HKMA's Norman Chan easily spooked by what the US probably won't do
Hong Kong Monetary Authority chief executive Norman Chan Tak-lam warned all local businesses and investors to beware of the risks of an outflow of funds and a sharp rise in interest rates if, as expected, US monetary policy changes next year.
SCMP, November 26
But it is not expected to change next year. The United States has addicted itself so completely to rock-bottom interest rates that any change back to normalcy would threaten vast swathes of the US economy. The talk now is that 2015 is the earliest date.
What we sometimes seem to have in Norman is a professional worrier with no hands-on career experience of financial markets, who can't find much to talk about in front of the cameras unless at the same time he's wringing his hands about financial markets.
Let's look at it from a different angle. First of all, there is the headache that the HKMA itself suffers in following the US lead to keep local rates low.
The present state of affairs reminds me of the old cartoon in which one soldier complains to another during a bombardment that he can't crawl any lower because his buttons are in the way.
By the theory of the peg to the US dollar, at zero interest rates there would be no arbitrage attraction to holding Hong Kong dollars but, as the first chart shows, it doesn't turn out that way when everyone else's rates are also that low.
Our exchange rate to the US dollar is now bumping right against its official HK$7.75 intervention level again although the HKMA has amassed intervention balances of almost HK$1 trillion, the equivalent of 45 per cent of gross domestic product, to keep it from crossing the line. Our self-adjusting peg mechanism has clearly not been adjusting things too well recently.
Should US rates now begin to rise, there is no reason why Hong Kong need follow immediately. A gap between the two might make the self-adjustment mechanism start to work again and take some pressure off the peg.
Meanwhile, the HKMA could also begin to unwind those intervention balances, which would get us yet more time before our rates need go up. It would certainly be a better use for the money than speculation in the London property market, to which Norman has recently resorted.
And then think of the benefits to normal, ordinary bank depositors, which is almost everyone. Total holdings of bank deposits in Hong Kong amount to HK$4.4 trillion.
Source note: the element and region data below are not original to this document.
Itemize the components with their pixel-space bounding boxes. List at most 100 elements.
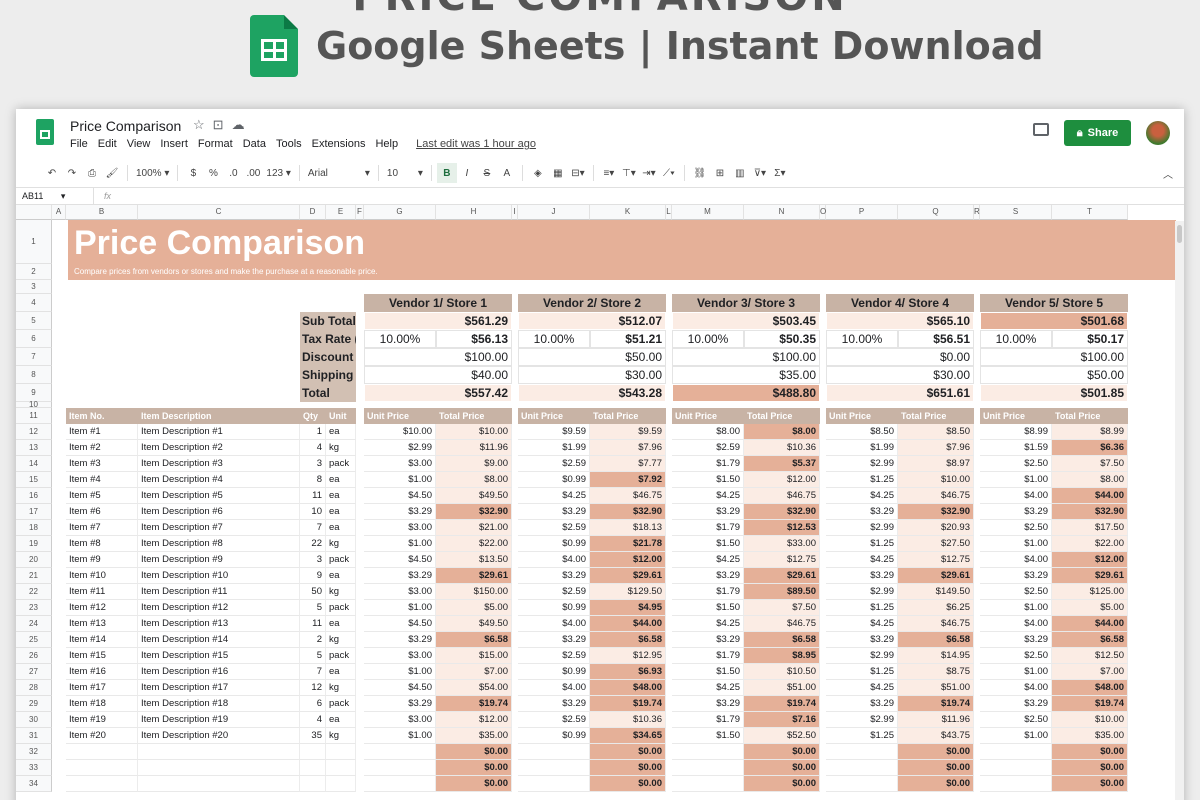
row-header-26[interactable]: 26	[16, 648, 52, 664]
zero-total-cell[interactable]: $0.00	[436, 776, 512, 792]
total-price-cell[interactable]: $49.50	[436, 616, 512, 632]
vertical-scrollbar[interactable]	[1175, 221, 1184, 800]
item-cell[interactable]: ea	[326, 616, 356, 632]
unit-price-cell[interactable]: $2.99	[826, 584, 898, 600]
item-cell[interactable]: Item #19	[66, 712, 138, 728]
unit-price-cell[interactable]: $3.29	[364, 632, 436, 648]
unit-price-cell[interactable]: $4.00	[980, 488, 1052, 504]
empty-unit-price-cell[interactable]	[518, 776, 590, 792]
total-price-cell[interactable]: $10.00	[436, 424, 512, 440]
item-cell[interactable]: Item Description #1	[138, 424, 300, 440]
row-header-17[interactable]: 17	[16, 504, 52, 520]
unit-price-cell[interactable]: $3.29	[518, 504, 590, 520]
total-price-cell[interactable]: $32.90	[744, 504, 820, 520]
total-price-cell[interactable]: $29.61	[436, 568, 512, 584]
empty-unit-price-cell[interactable]	[672, 760, 744, 776]
row-header-29[interactable]: 29	[16, 696, 52, 712]
row-header-4[interactable]: 4	[16, 294, 52, 312]
percent-format-button[interactable]: %	[203, 163, 223, 183]
unit-price-cell[interactable]: $3.29	[826, 568, 898, 584]
item-cell[interactable]: Item #10	[66, 568, 138, 584]
unit-price-cell[interactable]: $2.59	[518, 456, 590, 472]
unit-price-cell[interactable]: $2.59	[518, 520, 590, 536]
zero-total-cell[interactable]: $0.00	[898, 744, 974, 760]
empty-item-cell[interactable]	[326, 776, 356, 792]
item-cell[interactable]: Item Description #10	[138, 568, 300, 584]
horizontal-align-icon[interactable]: ≡▾	[599, 163, 619, 183]
unit-price-cell[interactable]: $1.25	[826, 536, 898, 552]
unit-price-cell[interactable]: $3.29	[364, 696, 436, 712]
item-cell[interactable]: Item #16	[66, 664, 138, 680]
total-price-cell[interactable]: $46.75	[590, 488, 666, 504]
unit-price-cell[interactable]: $8.99	[980, 424, 1052, 440]
total-price-cell[interactable]: $29.61	[590, 568, 666, 584]
total-price-cell[interactable]: $12.53	[744, 520, 820, 536]
unit-price-cell[interactable]: $3.29	[826, 504, 898, 520]
unit-price-cell[interactable]: $1.50	[672, 600, 744, 616]
total-price-cell[interactable]: $10.00	[1052, 712, 1128, 728]
unit-price-cell[interactable]: $2.99	[364, 440, 436, 456]
item-cell[interactable]: Item #8	[66, 536, 138, 552]
total-price-cell[interactable]: $12.00	[744, 472, 820, 488]
vendor-discount[interactable]: $100.00	[672, 348, 820, 366]
item-cell[interactable]: ea	[326, 504, 356, 520]
total-price-cell[interactable]: $6.58	[436, 632, 512, 648]
unit-price-cell[interactable]: $2.99	[826, 520, 898, 536]
unit-price-cell[interactable]: $4.25	[826, 680, 898, 696]
total-price-cell[interactable]: $29.61	[1052, 568, 1128, 584]
total-price-cell[interactable]: $5.00	[436, 600, 512, 616]
paint-format-icon[interactable]: 🖌︎	[102, 163, 122, 183]
vendor-discount[interactable]: $50.00	[518, 348, 666, 366]
unit-price-cell[interactable]: $4.00	[518, 616, 590, 632]
empty-unit-price-cell[interactable]	[518, 744, 590, 760]
item-cell[interactable]: Item Description #5	[138, 488, 300, 504]
menu-item-help[interactable]: Help	[375, 138, 398, 150]
zero-total-cell[interactable]: $0.00	[590, 744, 666, 760]
total-price-cell[interactable]: $21.78	[590, 536, 666, 552]
vendor-tax[interactable]: $56.13	[436, 330, 512, 348]
total-price-cell[interactable]: $27.50	[898, 536, 974, 552]
row-header-34[interactable]: 34	[16, 776, 52, 792]
item-cell[interactable]: Item #14	[66, 632, 138, 648]
item-cell[interactable]: Item #2	[66, 440, 138, 456]
item-cell[interactable]: Item #7	[66, 520, 138, 536]
unit-price-cell[interactable]: $1.00	[364, 600, 436, 616]
total-price-cell[interactable]: $6.93	[590, 664, 666, 680]
vendor-tax[interactable]: $56.51	[898, 330, 974, 348]
column-header-m[interactable]: M	[672, 205, 744, 220]
unit-price-cell[interactable]: $3.00	[364, 456, 436, 472]
empty-unit-price-cell[interactable]	[364, 744, 436, 760]
total-price-cell[interactable]: $6.36	[1052, 440, 1128, 456]
unit-price-cell[interactable]: $2.59	[518, 712, 590, 728]
row-header-27[interactable]: 27	[16, 664, 52, 680]
unit-price-cell[interactable]: $2.99	[826, 456, 898, 472]
unit-price-cell[interactable]: $4.25	[672, 680, 744, 696]
comment-icon[interactable]	[1033, 123, 1049, 136]
vendor-shipping[interactable]: $35.00	[672, 366, 820, 384]
empty-unit-price-cell[interactable]	[826, 760, 898, 776]
item-cell[interactable]: kg	[326, 440, 356, 456]
item-cell[interactable]: Item #1	[66, 424, 138, 440]
vendor-tax-rate[interactable]: 10.00%	[826, 330, 898, 348]
empty-unit-price-cell[interactable]	[980, 776, 1052, 792]
row-header-11[interactable]: 11	[16, 408, 52, 424]
item-cell[interactable]: 3	[300, 456, 326, 472]
total-price-cell[interactable]: $7.96	[898, 440, 974, 456]
zero-total-cell[interactable]: $0.00	[898, 776, 974, 792]
currency-format-button[interactable]: $	[183, 163, 203, 183]
item-cell[interactable]: 50	[300, 584, 326, 600]
unit-price-cell[interactable]: $3.29	[364, 504, 436, 520]
empty-item-cell[interactable]	[138, 744, 300, 760]
unit-price-cell[interactable]: $4.00	[980, 552, 1052, 568]
total-price-cell[interactable]: $46.75	[744, 616, 820, 632]
total-price-cell[interactable]: $43.75	[898, 728, 974, 744]
unit-price-cell[interactable]: $1.50	[672, 472, 744, 488]
total-price-cell[interactable]: $8.75	[898, 664, 974, 680]
strikethrough-button[interactable]: S	[477, 163, 497, 183]
column-header-q[interactable]: Q	[898, 205, 974, 220]
item-cell[interactable]: Item #6	[66, 504, 138, 520]
unit-price-cell[interactable]: $3.29	[518, 696, 590, 712]
item-cell[interactable]: Item Description #15	[138, 648, 300, 664]
column-header-p[interactable]: P	[826, 205, 898, 220]
vendor-tax-rate[interactable]: 10.00%	[980, 330, 1052, 348]
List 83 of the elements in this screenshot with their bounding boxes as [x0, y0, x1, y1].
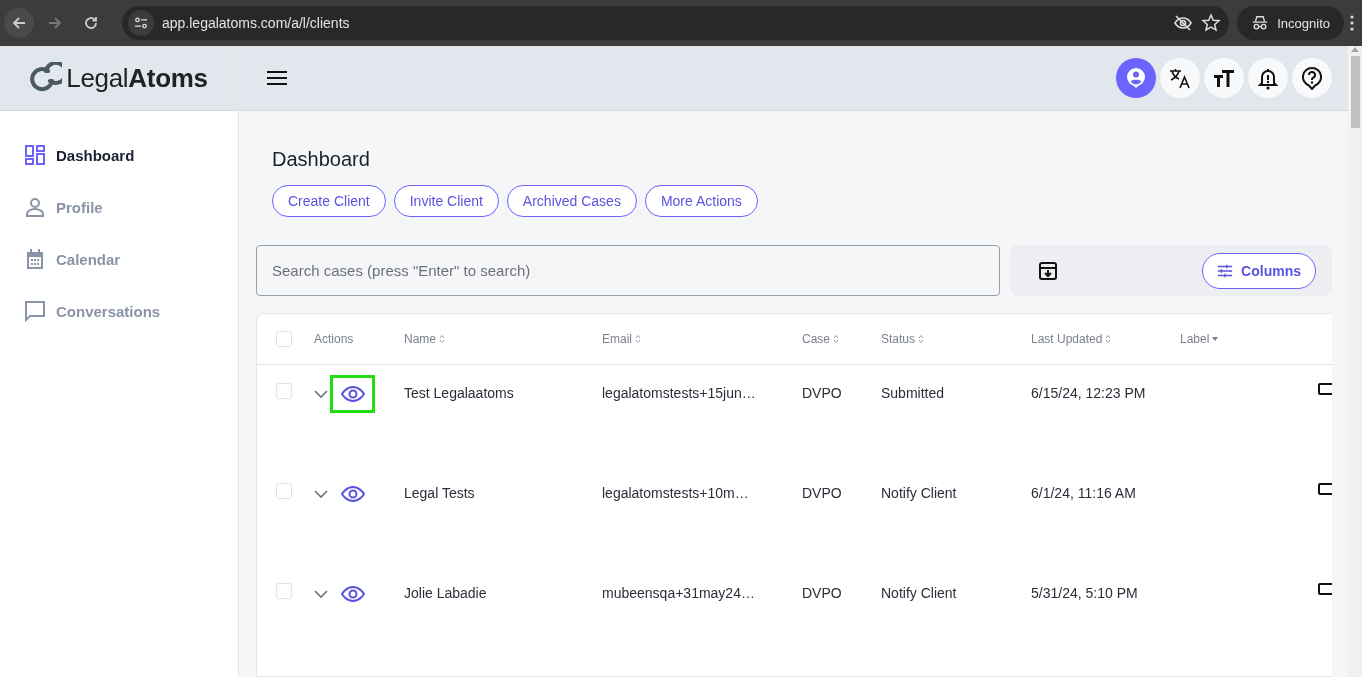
reload-icon [83, 15, 99, 31]
help-icon [1300, 66, 1324, 90]
logo-text: LegalAtoms [66, 62, 208, 94]
page-title: Dashboard [272, 148, 371, 171]
profile-button[interactable] [1116, 58, 1156, 98]
search-field[interactable]: Search cases (press "Enter" to search) [256, 245, 1000, 296]
client-email: mubeensqa+31may24… [602, 584, 756, 603]
sort-down-icon [1212, 337, 1219, 341]
chevron-down-icon[interactable] [314, 589, 328, 599]
star-icon[interactable] [1201, 13, 1222, 33]
case-status: Notify Client [881, 484, 958, 503]
column-header[interactable]: Name [404, 332, 602, 346]
sort-icon [833, 334, 839, 344]
incognito-icon [1251, 14, 1270, 32]
client-name: Jolie Labadie [404, 584, 488, 603]
menu-icon[interactable] [267, 70, 287, 86]
row-checkbox[interactable] [276, 583, 292, 599]
column-header[interactable]: Last Updated [1031, 332, 1180, 346]
row-checkbox[interactable] [276, 383, 292, 399]
sidebar-item[interactable]: Profile [0, 181, 238, 233]
client-name: Legal Tests [404, 484, 476, 503]
case-type: DVPO [802, 384, 843, 403]
sidebar-item[interactable]: Conversations [0, 285, 238, 337]
sort-icon [918, 334, 925, 344]
sliders-icon [1217, 262, 1234, 279]
last-updated-date: 6/1/24, 11:16 AM [1031, 484, 1137, 503]
column-header[interactable]: Status [881, 332, 1031, 346]
sidebar-item[interactable]: Dashboard [0, 129, 238, 181]
column-header: Actions [314, 332, 355, 346]
case-type: DVPO [802, 484, 843, 503]
eye-icon [340, 486, 365, 502]
archive-icon[interactable] [1038, 260, 1058, 281]
client-email: legalatomstests+15jun… [602, 384, 757, 403]
url-text: app.legalatoms.com/a/l/clients [162, 15, 350, 31]
calendar-icon [24, 248, 46, 270]
columns-button[interactable]: Columns [1202, 252, 1316, 289]
bell-icon [1256, 66, 1280, 90]
forward-arrow-icon [47, 15, 63, 31]
action-button[interactable]: More Actions [644, 185, 758, 217]
action-button[interactable]: Invite Client [393, 185, 499, 217]
logo-icon [30, 62, 63, 94]
last-updated-date: 5/31/24, 5:10 PM [1031, 584, 1139, 603]
column-header[interactable]: Email [602, 332, 802, 346]
scrollbar[interactable] [1348, 46, 1362, 677]
more-options-icon[interactable] [1350, 15, 1354, 31]
translate-icon [1168, 66, 1192, 90]
select-all-checkbox[interactable] [276, 331, 292, 347]
case-status: Notify Client [881, 584, 958, 603]
translate-button[interactable] [1160, 58, 1200, 98]
eye-icon [340, 386, 365, 402]
eye-icon [340, 586, 365, 602]
action-button[interactable]: Create Client [272, 185, 386, 217]
profile-icon [1124, 66, 1148, 90]
column-header[interactable]: Case [802, 332, 881, 346]
chevron-down-icon[interactable] [314, 489, 328, 499]
back-arrow-icon [11, 15, 27, 31]
chevron-down-icon[interactable] [314, 389, 328, 399]
sort-icon [635, 334, 641, 344]
eye-slash-icon[interactable] [1173, 13, 1194, 33]
incognito-label: Incognito [1277, 15, 1330, 31]
site-settings-icon [134, 16, 148, 30]
client-name: Test Legalaatoms [404, 384, 515, 403]
bell-button[interactable] [1248, 58, 1288, 98]
sort-icon [1105, 334, 1112, 344]
row-checkbox[interactable] [276, 483, 292, 499]
back-button[interactable] [4, 8, 34, 38]
address-bar[interactable]: app.legalatoms.com/a/l/clients [122, 6, 1230, 40]
help-button[interactable] [1292, 58, 1332, 98]
case-type: DVPO [802, 584, 843, 603]
person-icon [24, 196, 46, 218]
sort-icon [439, 334, 445, 344]
dashboard-icon [24, 144, 46, 166]
incognito-indicator[interactable]: Incognito [1237, 6, 1344, 40]
case-status: Submitted [881, 384, 946, 403]
client-email: legalatomstests+10m… [602, 484, 750, 503]
last-updated-date: 6/15/24, 12:23 PM [1031, 384, 1147, 403]
text-size-button[interactable] [1204, 58, 1244, 98]
sidebar-item[interactable]: Calendar [0, 233, 238, 285]
scrollbar-thumb[interactable] [1350, 56, 1360, 128]
chat-bubble-icon [24, 300, 46, 322]
action-button[interactable]: Archived Cases [506, 185, 637, 217]
column-header[interactable]: Label [1180, 332, 1332, 346]
view-button[interactable] [330, 375, 375, 413]
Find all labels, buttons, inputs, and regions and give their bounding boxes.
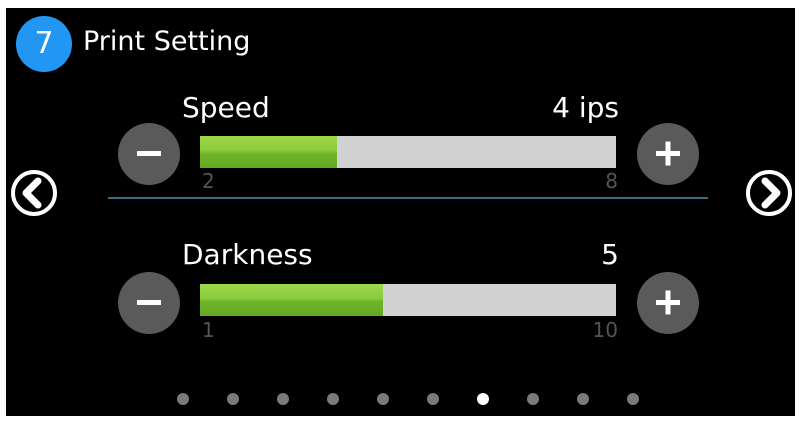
speed-max-label: 8 [605,169,618,193]
darkness-max-label: 10 [592,318,618,342]
page-dot-9[interactable] [577,393,589,405]
speed-slider-fill [200,136,338,168]
darkness-value: 5 [601,238,619,271]
page-dot-4[interactable] [327,393,339,405]
page-dot-7[interactable] [477,393,489,405]
darkness-min-label: 1 [202,318,215,342]
chevron-left-circle-icon [11,170,57,216]
page-dot-10[interactable] [627,393,639,405]
minus-icon [137,300,161,305]
darkness-decrease-button[interactable] [118,272,180,334]
previous-page-button[interactable] [9,168,59,218]
page-dot-5[interactable] [377,393,389,405]
speed-value: 4 ips [552,91,619,124]
page-dot-8[interactable] [527,393,539,405]
speed-increase-button[interactable] [637,123,699,185]
page-indicator [6,393,795,405]
speed-decrease-button[interactable] [118,123,180,185]
darkness-increase-button[interactable] [637,272,699,334]
minus-icon [137,151,161,156]
next-page-button[interactable] [744,168,794,218]
page-dot-6[interactable] [427,393,439,405]
chevron-right-circle-icon [746,170,792,216]
plus-icon [656,141,680,166]
speed-label: Speed [182,91,270,124]
page-dot-2[interactable] [227,393,239,405]
darkness-label: Darkness [182,238,313,271]
darkness-slider-fill [200,284,384,316]
section-divider [108,197,708,199]
speed-min-label: 2 [202,169,215,193]
darkness-slider[interactable] [200,284,616,316]
step-number-badge: 7 [16,16,72,72]
printer-screen: 7 Print Setting Speed 4 ips 2 8 Darkness… [6,8,795,416]
page-dot-3[interactable] [277,393,289,405]
page-title: Print Setting [83,26,251,57]
page-dot-1[interactable] [177,393,189,405]
plus-icon [656,290,680,315]
speed-slider[interactable] [200,136,616,168]
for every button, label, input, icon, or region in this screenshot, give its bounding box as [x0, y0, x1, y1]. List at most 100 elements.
These pay a weighted average interest rate of less than one hundredth of 1 per cent, while consumer price inflation runs at 4 per cent.
Put another way, inflation is robbing Hong Kong savers of the equivalent of about HK$180 billion a year on their deposits. If you have money in HK dollar deposits, wouldn't you like a better return on your money? I certainly would. What's so bad about the idea, Norman?
Then take the property market. The reason we have such atmospheric housing prices at the moment has little to do with housing shortages despite the recent report of a government-appointed study group. The group had its own public housing agenda.
The real reason is that ultra-low interest rates have made home finance ultra-cheap. Interest rates are always the big variable in home prices. Start them on their way up again and home prices will start to come down again. What is so bad about housing prices coming back into the affordability range of normal working people?
Yes, higher interest rates will cause some financial strains. Any big interest rate movements will do so. But there are good things to be said for them as well as bad. Stop wringing your hands, Norman.